A right-wing federal judge in Louisiana on Thursday permanently blocked two federal agencies from enforcing civil rights legislation that could protect Black communities from disproportionate pollution in the state, drawing condemnation from environmental justice advocates.
The two-page ruling, issued by U.S. District Court Judge James Cain, who was appointed to the federal bench in 2019 by then-President Donald Trump, is a setback in the push for accountability for corporate polluters, most notably in "Cancer Alley," a roughly 85-mile stretch that runs along the Mississippi River from Baton Rouge to New Orleans.
Cancer Alley is home to a disproportionate number of poor and working-class Black people who have highly escalated risks of cancer thanks to the long line of petrochemical plants in the corridor. A recent study showed that the air there is far worse than previously realized.
"Louisiana has given industrial polluters open license to poison Black and brown communities for generations, only to now have one court give it a permanent free pass to abandon its responsibilities," Patrice Simms, a vice president at Earthjustice, said in a statement.
The ruling forbids the U.S. Environmental Protection Agency (EPA) and the U.S. Department of Justice from enforcing "disparate-impact requirements" under Title VI the 1964 Civil Rights Act in the state of Louisiana. The ruling affects permitting for industrial projects and could, according to Earthjustice, even be applied to "basic services such as sewage, drinking water, and health services." Cain opted not to make the ruling effective nationwide.
The main events leading up to Thursday's decision began in January 2022, when Earthjustice filed a complaint to the EPA on behalf of St. John the Baptist Parish, a majority-Black community in the heart of Cancer Alley. The EPA then opened an investigation into whether Louisiana state agencies had failed to protect the parish from environmental health threats. The agency was preparing to negotiate reforms with the Louisiana Department of Environmental Quality. This was part of a nationwide EPA effort to tackle environmental racism.

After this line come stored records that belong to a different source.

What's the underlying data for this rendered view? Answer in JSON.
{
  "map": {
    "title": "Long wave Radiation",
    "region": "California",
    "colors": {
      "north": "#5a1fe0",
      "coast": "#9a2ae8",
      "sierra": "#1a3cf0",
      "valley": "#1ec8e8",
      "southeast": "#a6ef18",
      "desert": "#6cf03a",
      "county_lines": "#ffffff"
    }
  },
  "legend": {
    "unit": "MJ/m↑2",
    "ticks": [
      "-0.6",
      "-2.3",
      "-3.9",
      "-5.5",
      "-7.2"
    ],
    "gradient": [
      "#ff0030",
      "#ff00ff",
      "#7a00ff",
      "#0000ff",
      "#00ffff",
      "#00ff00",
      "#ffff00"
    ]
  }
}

However, Louisiana, like other states, fired back. In May 2023, then-Attorney General Jeff Landry, who is now governor, filed a lawsuit—the same lawsuit Cain ultimately ruled on—against the EPA to block the investigation. The next month, the EPA dropped its investigation, disappointing parish residents and human rights groups. The Intercept later reported that the agency dropped the investigation because of fear the state's case would reach the U.S. Supreme Court.
Cain could then have dropped Louisiana's suit, but, in a move that may have been aimed at preventing future such investigations, he moved forward with it, issuing a 77-page temporary injunction in January that laid the groundwork for today's far briefer decision, which made the ruling permanent.
In the temporary injunction, Cain put forth ahistorical and power-blind arguments about race that are common in right-wing circles.
"To be sure, if a decision-maker has to consider race, to decide, it has indeed participated in racism," the judge wrote. "Pollution does not discriminate."
Earthjustice warned that though Cain's ruling applies only in Louisiana, "it may embolden other states to seek similar exceptions and create a chilling effect on civil rights enforcement by other federal agencies."